Кстати: вот истинный призыв к смирению и соразмерности качества. В какие-то советские времена в отчете Тульского отделения Союза писателей СССР содержалось указание на то, что прежде в Тульской области был только один писатель, а теперь — двадцать. Тот один был Лев Толстой.
Ну ладно, Сиена служила перевалочным пунктом между Северной Европой и Римом — важно, но не решающе.
Не наблюдалось бурного процветания. В одном шерстяном и ткацком производстве Флоренции работало примерно столько людей, сколько в Сиене было жителей. Владения города не выходили к морю. Экономика зависела от банковского дела и перевозок. А первейшими банкирами зарекомендовали себя венецианцы и те же флорентийцы.
Для поисков ответа стоит обратить внимание на городское устройство. Сиена конца XIII — середины XIV века — любопытнейший эксперимент демократического самоуправления.
Почти семьдесят лет (1287–1355) городом, сиенской коммуной, управлял Совет Девяти. Их избирали на девять недель, правили по неделе каждый, все жили, как положено коммунарам, вместе в здании муниципалитета — Палаццо Пубблико. По истечении срока следующий раз человека могли снова избрать лишь через двадцать месяцев. Из голосования на эти должности исключались члены пятидесяти трех самых могущественных семей (юристы тоже не могли претендовать на избрание — как в нынешнем отборе присяжных в США). Плебейская олигархия Сиены резко отличалась от патрицианской олигархии Флоренции и других современных ей итальянских городов.
Причуды правления порождали объяснимую гордость: мы такие особые, а значит — лучше нас нет. Искусство и градостроительство были сознательно политизированы более чем где-либо — как инструмент прославления города. По сей день в Сиене — самая высокая в Италии башня, Торре-дель-Манджа: 102 метра (на шесть метров выше венецианской кампаниллы Сан-Марко).
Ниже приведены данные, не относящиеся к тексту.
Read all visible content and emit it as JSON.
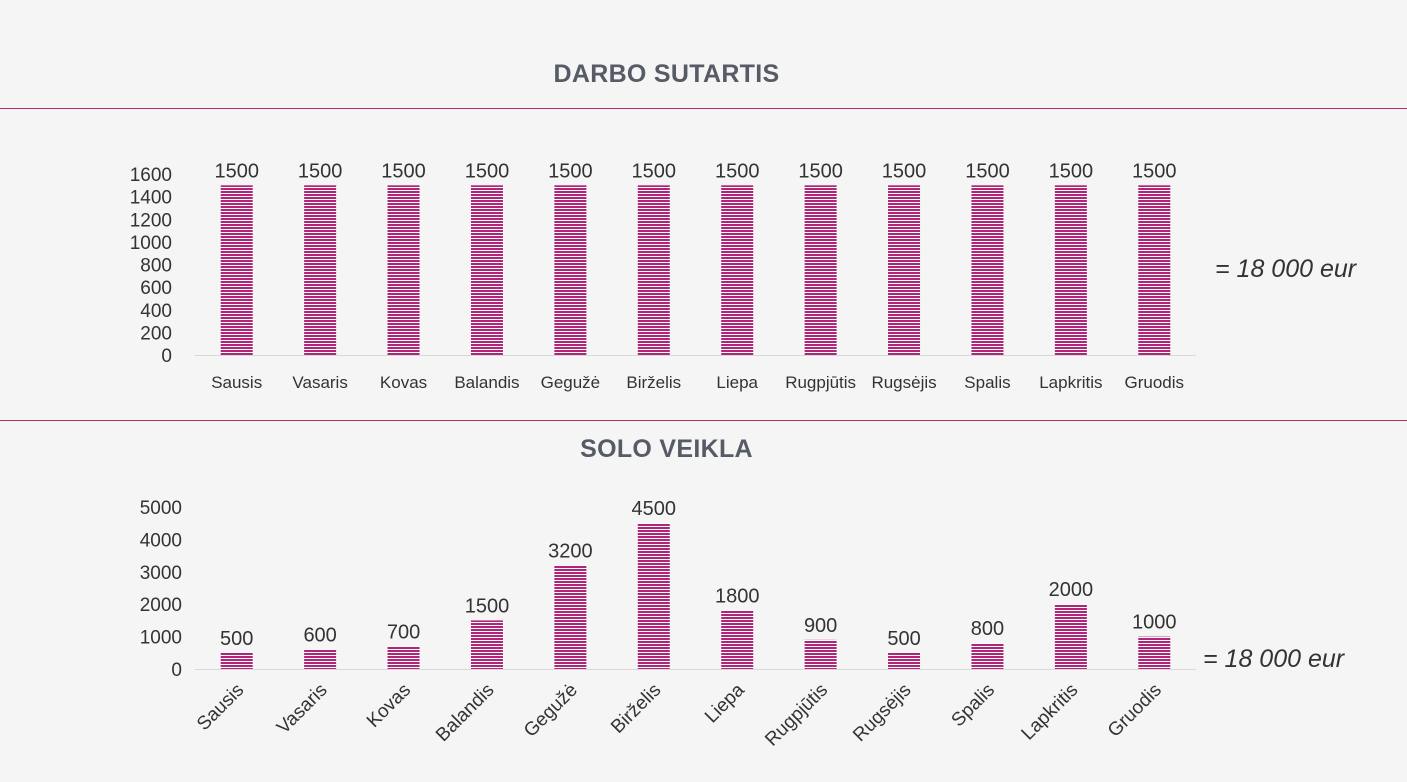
{
  "charts": [
    {
      "title": "DARBO SUTARTIS",
      "total": "= 18 000 eur"
    },
    {
      "title": "SOLO VEIKLA",
      "total": "= 18 000 eur"
    }
  ],
  "colors": {
    "bar": "#b0247a",
    "bar_stripe": "#ffffff",
    "rule": "#b5306f",
    "text": "#333333",
    "title": "#575b66"
  },
  "chart_data": [
    {
      "type": "bar",
      "title": "DARBO SUTARTIS",
      "categories": [
        "Sausis",
        "Vasaris",
        "Kovas",
        "Balandis",
        "Gegužė",
        "Birželis",
        "Liepa",
        "Rugpjūtis",
        "Rugsėjis",
        "Spalis",
        "Lapkritis",
        "Gruodis"
      ],
      "values": [
        1500,
        1500,
        1500,
        1500,
        1500,
        1500,
        1500,
        1500,
        1500,
        1500,
        1500,
        1500
      ],
      "yticks": [
        0,
        200,
        400,
        600,
        800,
        1000,
        1200,
        1400,
        1600
      ],
      "ylim": [
        0,
        1600
      ],
      "data_labels": true,
      "grid": false,
      "xlabel": "",
      "ylabel": ""
    },
    {
      "type": "bar",
      "title": "SOLO VEIKLA",
      "categories": [
        "Sausis",
        "Vasaris",
        "Kovas",
        "Balandis",
        "Gegužė",
        "Birželis",
        "Liepa",
        "Rugpjūtis",
        "Rugsėjis",
        "Spalis",
        "Lapkritis",
        "Gruodis"
      ],
      "values": [
        500,
        600,
        700,
        1500,
        3200,
        4500,
        1800,
        900,
        500,
        800,
        2000,
        1000
      ],
      "yticks": [
        0,
        1000,
        2000,
        3000,
        4000,
        5000
      ],
      "ylim": [
        0,
        5000
      ],
      "data_labels": true,
      "grid": false,
      "xlabel": "",
      "ylabel": ""
    }
  ]
}
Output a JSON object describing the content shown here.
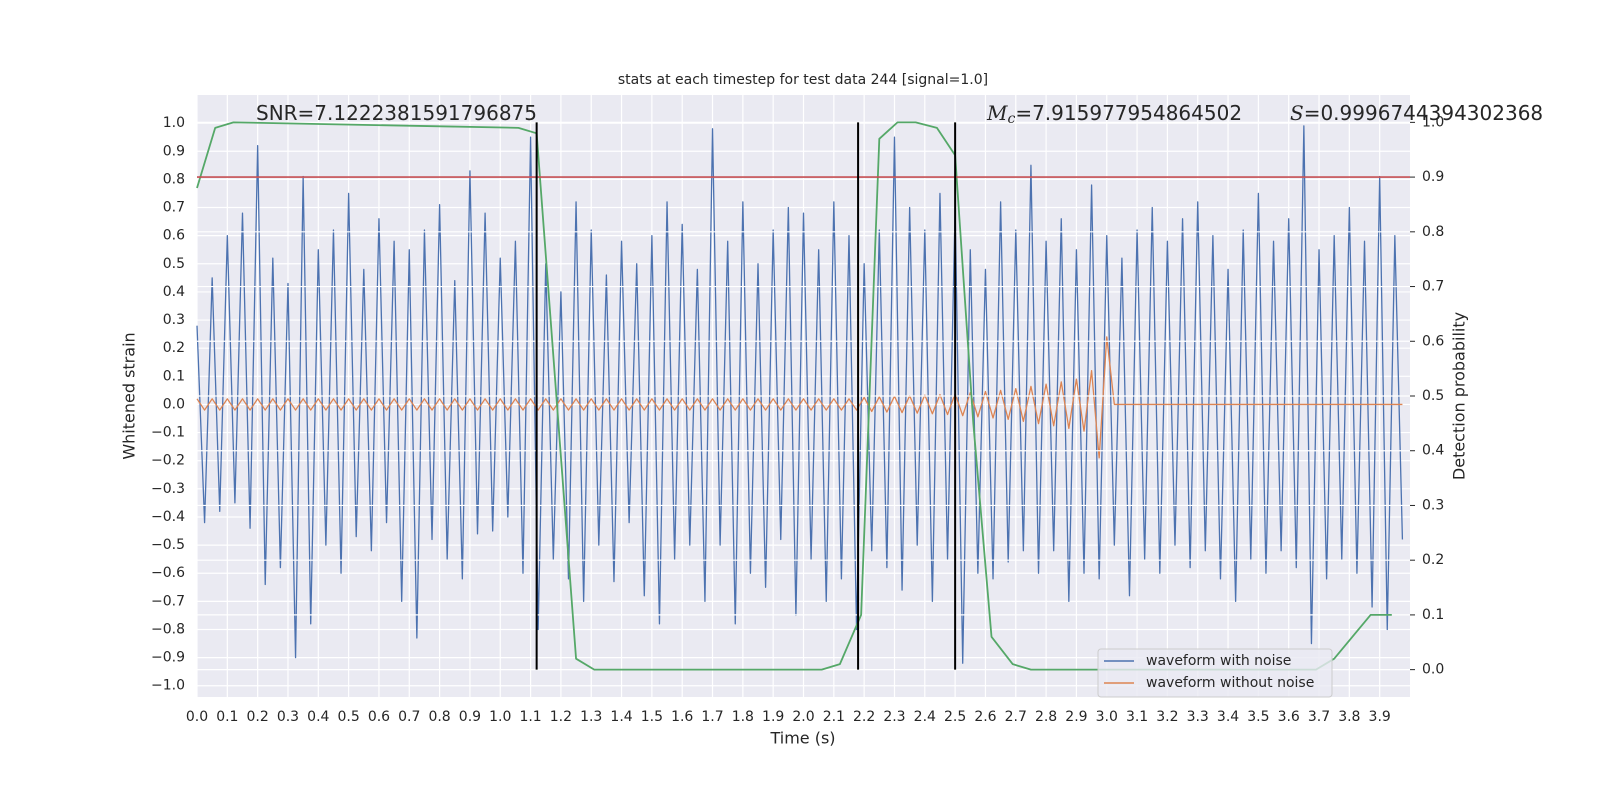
{
  "chart_data": {
    "type": "line",
    "title": "stats at each timestep for test data 244 [signal=1.0]",
    "xlabel": "Time (s)",
    "ylabel": "Whitened strain",
    "y2label": "Detection probability",
    "annotations": [
      {
        "text": "SNR=7.1222381591796875"
      },
      {
        "symbol": "M",
        "subscript": "c",
        "text": "=7.915977954864502"
      },
      {
        "symbol": "S",
        "text": "=0.9996744394302368"
      }
    ],
    "xlim": [
      0,
      4.0
    ],
    "ylim": [
      -1.04,
      1.1
    ],
    "y2lim": [
      -0.05,
      1.05
    ],
    "grid": true,
    "legend": "lower right",
    "xticks": [
      {
        "value": 0,
        "label": "0.0"
      },
      {
        "value": 0.1,
        "label": "0.1"
      },
      {
        "value": 0.2,
        "label": "0.2"
      },
      {
        "value": 0.3,
        "label": "0.3"
      },
      {
        "value": 0.4,
        "label": "0.4"
      },
      {
        "value": 0.5,
        "label": "0.5"
      },
      {
        "value": 0.6,
        "label": "0.6"
      },
      {
        "value": 0.7,
        "label": "0.7"
      },
      {
        "value": 0.8,
        "label": "0.8"
      },
      {
        "value": 0.9,
        "label": "0.9"
      },
      {
        "value": 1.0,
        "label": "1.0"
      },
      {
        "value": 1.1,
        "label": "1.1"
      },
      {
        "value": 1.2,
        "label": "1.2"
      },
      {
        "value": 1.3,
        "label": "1.3"
      },
      {
        "value": 1.4,
        "label": "1.4"
      },
      {
        "value": 1.5,
        "label": "1.5"
      },
      {
        "value": 1.6,
        "label": "1.6"
      },
      {
        "value": 1.7,
        "label": "1.7"
      },
      {
        "value": 1.8,
        "label": "1.8"
      },
      {
        "value": 1.9,
        "label": "1.9"
      },
      {
        "value": 2.0,
        "label": "2.0"
      },
      {
        "value": 2.1,
        "label": "2.1"
      },
      {
        "value": 2.2,
        "label": "2.2"
      },
      {
        "value": 2.3,
        "label": "2.3"
      },
      {
        "value": 2.4,
        "label": "2.4"
      },
      {
        "value": 2.5,
        "label": "2.5"
      },
      {
        "value": 2.6,
        "label": "2.6"
      },
      {
        "value": 2.7,
        "label": "2.7"
      },
      {
        "value": 2.8,
        "label": "2.8"
      },
      {
        "value": 2.9,
        "label": "2.9"
      },
      {
        "value": 3.0,
        "label": "3.0"
      },
      {
        "value": 3.1,
        "label": "3.1"
      },
      {
        "value": 3.2,
        "label": "3.2"
      },
      {
        "value": 3.3,
        "label": "3.3"
      },
      {
        "value": 3.4,
        "label": "3.4"
      },
      {
        "value": 3.5,
        "label": "3.5"
      },
      {
        "value": 3.6,
        "label": "3.6"
      },
      {
        "value": 3.7,
        "label": "3.7"
      },
      {
        "value": 3.8,
        "label": "3.8"
      },
      {
        "value": 3.9,
        "label": "3.9"
      }
    ],
    "yticks": [
      {
        "value": -1.0,
        "label": "−1.0"
      },
      {
        "value": -0.9,
        "label": "−0.9"
      },
      {
        "value": -0.8,
        "label": "−0.8"
      },
      {
        "value": -0.7,
        "label": "−0.7"
      },
      {
        "value": -0.6,
        "label": "−0.6"
      },
      {
        "value": -0.5,
        "label": "−0.5"
      },
      {
        "value": -0.4,
        "label": "−0.4"
      },
      {
        "value": -0.3,
        "label": "−0.3"
      },
      {
        "value": -0.2,
        "label": "−0.2"
      },
      {
        "value": -0.1,
        "label": "−0.1"
      },
      {
        "value": 0,
        "label": "0.0"
      },
      {
        "value": 0.1,
        "label": "0.1"
      },
      {
        "value": 0.2,
        "label": "0.2"
      },
      {
        "value": 0.3,
        "label": "0.3"
      },
      {
        "value": 0.4,
        "label": "0.4"
      },
      {
        "value": 0.5,
        "label": "0.5"
      },
      {
        "value": 0.6,
        "label": "0.6"
      },
      {
        "value": 0.7,
        "label": "0.7"
      },
      {
        "value": 0.8,
        "label": "0.8"
      },
      {
        "value": 0.9,
        "label": "0.9"
      },
      {
        "value": 1.0,
        "label": "1.0"
      }
    ],
    "y2ticks": [
      {
        "value": 0,
        "label": "0.0"
      },
      {
        "value": 0.1,
        "label": "0.1"
      },
      {
        "value": 0.2,
        "label": "0.2"
      },
      {
        "value": 0.3,
        "label": "0.3"
      },
      {
        "value": 0.4,
        "label": "0.4"
      },
      {
        "value": 0.5,
        "label": "0.5"
      },
      {
        "value": 0.6,
        "label": "0.6"
      },
      {
        "value": 0.7,
        "label": "0.7"
      },
      {
        "value": 0.8,
        "label": "0.8"
      },
      {
        "value": 0.9,
        "label": "0.9"
      },
      {
        "value": 1.0,
        "label": "1.0"
      }
    ],
    "x": [
      0,
      0.025,
      0.05,
      0.075,
      0.1,
      0.125,
      0.15,
      0.175,
      0.2,
      0.225,
      0.25,
      0.275,
      0.3,
      0.325,
      0.35,
      0.375,
      0.4,
      0.425,
      0.45,
      0.475,
      0.5,
      0.525,
      0.55,
      0.575,
      0.6,
      0.625,
      0.65,
      0.675,
      0.7,
      0.725,
      0.75,
      0.775,
      0.8,
      0.825,
      0.85,
      0.875,
      0.9,
      0.925,
      0.95,
      0.975,
      1.0,
      1.025,
      1.05,
      1.075,
      1.1,
      1.125,
      1.15,
      1.175,
      1.2,
      1.225,
      1.25,
      1.275,
      1.3,
      1.325,
      1.35,
      1.375,
      1.4,
      1.425,
      1.45,
      1.475,
      1.5,
      1.525,
      1.55,
      1.575,
      1.6,
      1.625,
      1.65,
      1.675,
      1.7,
      1.725,
      1.75,
      1.775,
      1.8,
      1.825,
      1.85,
      1.875,
      1.9,
      1.925,
      1.95,
      1.975,
      2.0,
      2.025,
      2.05,
      2.075,
      2.1,
      2.125,
      2.15,
      2.175,
      2.2,
      2.225,
      2.25,
      2.275,
      2.3,
      2.325,
      2.35,
      2.375,
      2.4,
      2.425,
      2.45,
      2.475,
      2.5,
      2.525,
      2.55,
      2.575,
      2.6,
      2.625,
      2.65,
      2.675,
      2.7,
      2.725,
      2.75,
      2.775,
      2.8,
      2.825,
      2.85,
      2.875,
      2.9,
      2.925,
      2.95,
      2.975,
      3.0,
      3.025,
      3.05,
      3.075,
      3.1,
      3.125,
      3.15,
      3.175,
      3.2,
      3.225,
      3.25,
      3.275,
      3.3,
      3.325,
      3.35,
      3.375,
      3.4,
      3.425,
      3.45,
      3.475,
      3.5,
      3.525,
      3.55,
      3.575,
      3.6,
      3.625,
      3.65,
      3.675,
      3.7,
      3.725,
      3.75,
      3.775,
      3.8,
      3.825,
      3.85,
      3.875,
      3.9,
      3.925,
      3.95,
      3.975
    ],
    "series": [
      {
        "name": "waveform with noise",
        "color": "#4c72b0",
        "values": [
          0.28,
          -0.42,
          0.45,
          -0.38,
          0.6,
          -0.35,
          0.68,
          -0.44,
          0.92,
          -0.64,
          0.52,
          -0.58,
          0.43,
          -0.9,
          0.81,
          -0.78,
          0.55,
          -0.5,
          0.62,
          -0.6,
          0.75,
          -0.47,
          0.48,
          -0.52,
          0.66,
          -0.42,
          0.58,
          -0.7,
          0.55,
          -0.83,
          0.62,
          -0.48,
          0.71,
          -0.55,
          0.44,
          -0.62,
          0.83,
          -0.46,
          0.68,
          -0.45,
          0.52,
          -0.4,
          0.58,
          -0.6,
          0.95,
          -0.8,
          0.5,
          -0.55,
          0.4,
          -0.62,
          0.72,
          -0.7,
          0.62,
          -0.5,
          0.46,
          -0.63,
          0.58,
          -0.42,
          0.5,
          -0.68,
          0.6,
          -0.78,
          0.72,
          -0.55,
          0.64,
          -0.5,
          0.48,
          -0.7,
          0.98,
          -0.5,
          0.58,
          -0.78,
          0.72,
          -0.6,
          0.5,
          -0.65,
          0.62,
          -0.48,
          0.7,
          -0.75,
          0.68,
          -0.55,
          0.55,
          -0.7,
          0.72,
          -0.62,
          0.6,
          -0.8,
          0.5,
          -0.52,
          0.62,
          -0.58,
          0.95,
          -0.66,
          0.7,
          -0.5,
          0.62,
          -0.7,
          0.75,
          -0.55,
          0.7,
          -0.92,
          0.55,
          -0.6,
          0.48,
          -0.62,
          0.72,
          -0.56,
          0.62,
          -0.52,
          0.85,
          -0.6,
          0.58,
          -0.52,
          0.66,
          -0.7,
          0.55,
          -0.6,
          0.78,
          -0.62,
          0.6,
          -0.5,
          0.52,
          -0.68,
          0.62,
          -0.55,
          0.7,
          -0.6,
          0.58,
          -0.5,
          0.66,
          -0.58,
          0.72,
          -0.52,
          0.6,
          -0.62,
          0.48,
          -0.7,
          0.62,
          -0.55,
          0.75,
          -0.6,
          0.58,
          -0.52,
          0.66,
          -0.58,
          0.99,
          -0.85,
          0.55,
          -0.62,
          0.6,
          -0.55,
          0.7,
          -0.6,
          0.58,
          -0.72,
          0.81,
          -0.8,
          0.6,
          -0.48
        ]
      },
      {
        "name": "waveform without noise",
        "color": "#dd8452",
        "values": [
          0.02,
          -0.02,
          0.02,
          -0.02,
          0.02,
          -0.02,
          0.02,
          -0.02,
          0.02,
          -0.02,
          0.02,
          -0.02,
          0.02,
          -0.02,
          0.02,
          -0.02,
          0.02,
          -0.02,
          0.02,
          -0.02,
          0.02,
          -0.02,
          0.02,
          -0.02,
          0.02,
          -0.02,
          0.02,
          -0.02,
          0.02,
          -0.02,
          0.02,
          -0.02,
          0.02,
          -0.02,
          0.02,
          -0.02,
          0.02,
          -0.02,
          0.02,
          -0.02,
          0.02,
          -0.02,
          0.02,
          -0.02,
          0.02,
          -0.02,
          0.02,
          -0.02,
          0.02,
          -0.02,
          0.02,
          -0.02,
          0.02,
          -0.02,
          0.02,
          -0.02,
          0.02,
          -0.02,
          0.02,
          -0.02,
          0.02,
          -0.02,
          0.02,
          -0.02,
          0.02,
          -0.02,
          0.02,
          -0.02,
          0.02,
          -0.02,
          0.02,
          -0.02,
          0.02,
          -0.02,
          0.02,
          -0.02,
          0.02,
          -0.02,
          0.02,
          -0.02,
          0.02,
          -0.02,
          0.02,
          -0.02,
          0.02,
          -0.02,
          0.02,
          -0.02,
          0.025,
          -0.025,
          0.027,
          -0.027,
          0.029,
          -0.029,
          0.031,
          -0.031,
          0.033,
          -0.033,
          0.035,
          -0.036,
          0.038,
          -0.04,
          0.042,
          -0.044,
          0.046,
          -0.048,
          0.05,
          -0.053,
          0.056,
          -0.06,
          0.064,
          -0.068,
          0.072,
          -0.076,
          0.08,
          -0.085,
          0.09,
          -0.095,
          0.12,
          -0.19,
          0.24,
          0,
          0,
          0,
          0,
          0,
          0,
          0,
          0,
          0,
          0,
          0,
          0,
          0,
          0,
          0,
          0,
          0,
          0,
          0,
          0,
          0,
          0,
          0,
          0,
          0,
          0,
          0,
          0,
          0,
          0,
          0,
          0,
          0,
          0,
          0,
          0,
          0,
          0,
          0
        ]
      },
      {
        "color": "#55a868",
        "axis": "y2",
        "x": [
          0,
          0.06,
          0.12,
          1.06,
          1.12,
          1.25,
          1.31,
          2.06,
          2.12,
          2.19,
          2.25,
          2.31,
          2.37,
          2.44,
          2.5,
          2.56,
          2.62,
          2.69,
          2.75,
          3.69,
          3.75,
          3.81,
          3.87,
          3.94
        ],
        "values": [
          0.88,
          0.99,
          1.0,
          0.99,
          0.98,
          0.02,
          0.0,
          0.0,
          0.01,
          0.1,
          0.97,
          1.0,
          1.0,
          0.99,
          0.94,
          0.45,
          0.06,
          0.01,
          0.0,
          0.0,
          0.02,
          0.06,
          0.1,
          0.1
        ]
      }
    ],
    "threshold": {
      "value": 0.9,
      "axis": "y2",
      "color": "#c44e52"
    },
    "vlines": [
      1.12,
      2.18,
      2.5
    ],
    "vline_range": [
      0,
      1.0
    ],
    "vline_color": "#000000"
  }
}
Правда, она так высока еще и потому, что Палаццо Пубблико — в низине, а ратушная башня должна быть выше всех других зданий, в том числе соборной колокольни, стоявшей на холме. Когда ложишься на площади (а она поката и оттого лежать удобно), ощущая спиной теплоту нагретой тосканским солнцем мостовой, башня уносится в такую высь, что поневоле думаешь: этот ракурс тоже был задуман.
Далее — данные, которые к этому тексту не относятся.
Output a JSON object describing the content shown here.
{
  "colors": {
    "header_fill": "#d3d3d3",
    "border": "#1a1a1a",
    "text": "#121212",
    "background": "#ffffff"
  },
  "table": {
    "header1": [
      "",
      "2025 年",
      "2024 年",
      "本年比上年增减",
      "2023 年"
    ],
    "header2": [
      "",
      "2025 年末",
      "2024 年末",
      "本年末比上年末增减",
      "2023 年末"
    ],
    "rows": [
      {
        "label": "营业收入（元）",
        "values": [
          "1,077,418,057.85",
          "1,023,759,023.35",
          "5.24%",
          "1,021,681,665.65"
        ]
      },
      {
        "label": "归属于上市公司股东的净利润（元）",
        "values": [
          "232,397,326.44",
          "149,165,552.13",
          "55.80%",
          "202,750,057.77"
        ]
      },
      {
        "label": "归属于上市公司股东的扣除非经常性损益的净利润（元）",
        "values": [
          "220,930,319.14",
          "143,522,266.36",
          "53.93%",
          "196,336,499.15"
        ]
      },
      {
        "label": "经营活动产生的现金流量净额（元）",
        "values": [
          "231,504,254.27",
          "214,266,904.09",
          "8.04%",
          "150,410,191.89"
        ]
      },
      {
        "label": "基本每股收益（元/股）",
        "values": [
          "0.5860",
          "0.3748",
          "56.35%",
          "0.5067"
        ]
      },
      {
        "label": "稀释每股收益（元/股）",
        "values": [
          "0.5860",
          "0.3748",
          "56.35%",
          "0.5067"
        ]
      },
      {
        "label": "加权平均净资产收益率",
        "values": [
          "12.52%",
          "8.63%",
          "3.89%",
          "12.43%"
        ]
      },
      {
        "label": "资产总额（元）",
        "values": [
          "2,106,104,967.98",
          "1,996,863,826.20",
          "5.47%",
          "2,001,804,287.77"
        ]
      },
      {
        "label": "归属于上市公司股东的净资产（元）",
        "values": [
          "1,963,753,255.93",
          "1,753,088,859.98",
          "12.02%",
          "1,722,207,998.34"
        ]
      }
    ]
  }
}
То, что центр Сиены, с красивейшей в Европе пьяццей дель Кампо, огромным веером раскинутой у подножия Палаццо Пубблико, находится в котловине, тоже способствует вящей славе города. Городские края приподняты, и стоит отправиться к какой-нибудь церкви вне овала улиц, опоясывающих главную площадь — Сан-Франческо, Санта-Мария-деи-Серви, Сан-Доменико, Сант-Агостино (все они и сами по себе заслуживают всяческого внимания), — как получаешь новый необычный ракурс. Сиена подает себя многообразно.